Researchers propose CAT (Cross-scale Aligned Transformer), a new GAN training method that addresses the cross-scale trajectory misalignment problem in multi-stage image generation. By adding consistency regularization between intermediate and final outputs, CAT achieves state-of-the-art results on ImageNet-256 with one-step inference, reaching FID-50K of 1.56 after just 60 training epochs.
The paper identifies a fundamental architectural flaw in how modern GANs train multi-scale generators. Traditional approaches apply independent adversarial supervision at each resolution level, treating them as separate optimization targets. However, this strategy creates a critical problem: intermediate outputs can satisfy realism requirements at their own scale while diverging from the final output's sample identity, breaking the coarse-to-fine generation narrative that practitioners assume they're implementing.

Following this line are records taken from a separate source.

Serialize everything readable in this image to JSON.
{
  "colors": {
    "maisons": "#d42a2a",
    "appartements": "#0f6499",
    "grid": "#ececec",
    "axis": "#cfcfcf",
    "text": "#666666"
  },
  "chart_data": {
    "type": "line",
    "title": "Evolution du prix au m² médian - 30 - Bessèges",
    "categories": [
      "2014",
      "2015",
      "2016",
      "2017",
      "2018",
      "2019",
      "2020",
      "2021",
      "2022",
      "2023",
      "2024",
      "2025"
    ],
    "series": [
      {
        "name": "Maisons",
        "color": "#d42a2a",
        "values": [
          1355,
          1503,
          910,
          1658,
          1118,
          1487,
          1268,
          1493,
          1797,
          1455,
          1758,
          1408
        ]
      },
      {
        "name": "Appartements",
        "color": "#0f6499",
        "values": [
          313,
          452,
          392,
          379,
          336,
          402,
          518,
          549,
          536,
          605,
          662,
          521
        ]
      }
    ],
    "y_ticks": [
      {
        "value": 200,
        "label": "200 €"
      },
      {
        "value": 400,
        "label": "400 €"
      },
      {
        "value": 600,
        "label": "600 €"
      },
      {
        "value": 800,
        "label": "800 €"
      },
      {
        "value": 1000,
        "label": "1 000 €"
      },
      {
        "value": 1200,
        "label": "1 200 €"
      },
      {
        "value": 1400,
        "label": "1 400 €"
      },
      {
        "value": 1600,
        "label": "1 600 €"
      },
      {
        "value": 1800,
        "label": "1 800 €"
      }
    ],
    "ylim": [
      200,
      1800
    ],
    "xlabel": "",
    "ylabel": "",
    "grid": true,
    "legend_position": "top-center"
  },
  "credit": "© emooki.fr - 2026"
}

This cross-scale trajectory misalignment represents a genuine limitation in the generative model literature. Prior work on progressive training and hierarchical synthesis assumed that scale-wise realism naturally enforces consistency across stages, but the researchers demonstrate this assumption is incorrect. The solution—adding generator-side consistency regularization—is elegantly simple yet powerful, maintaining scale-wise discriminator evaluation while enforcing alignment through the generator network itself.
The practical implications are substantial. Achieving FID-50K of 1.56 on ImageNet-256 with single-step inference after minimal training represents meaningful progress in efficient image generation. This matters for deployment scenarios where inference speed and training efficiency directly impact production viability. The one-step capability particularly challenges the recent dominance of diffusion models, which typically require dozens of sampling steps.
Looking forward, the methodology raises questions about whether similar trajectory misalignment affects other hierarchical generative models beyond GANs. The consistency regularization approach could potentially transfer to other architectures. Further investigation into whether CAT scales efficiently to higher resolutions and how it performs on diverse datasets beyond ImageNet will determine broader adoption potential.
- →Standard multi-scale GAN training fails to maintain consistent sample identity across stages, allowing intermediate outputs to diverge toward different samples rather than refine previous outputs.
- →CAT's consistency regularization on the generator side solves cross-scale alignment while preserving scale-wise discriminator evaluation, establishing a proper coarse-to-fine hierarchy.
- →One-step ImageNet-256 generation with FID-50K of 1.56 demonstrates competitive efficiency compared to recent diffusion and flow-based models.
- →The architectural insight applies broadly to any hierarchical generative approach, not just GANs, suggesting wider implications for generative model design.
- →Achieving strong results in 60 training epochs suggests CAT may reduce computational requirements for training high-quality generative models.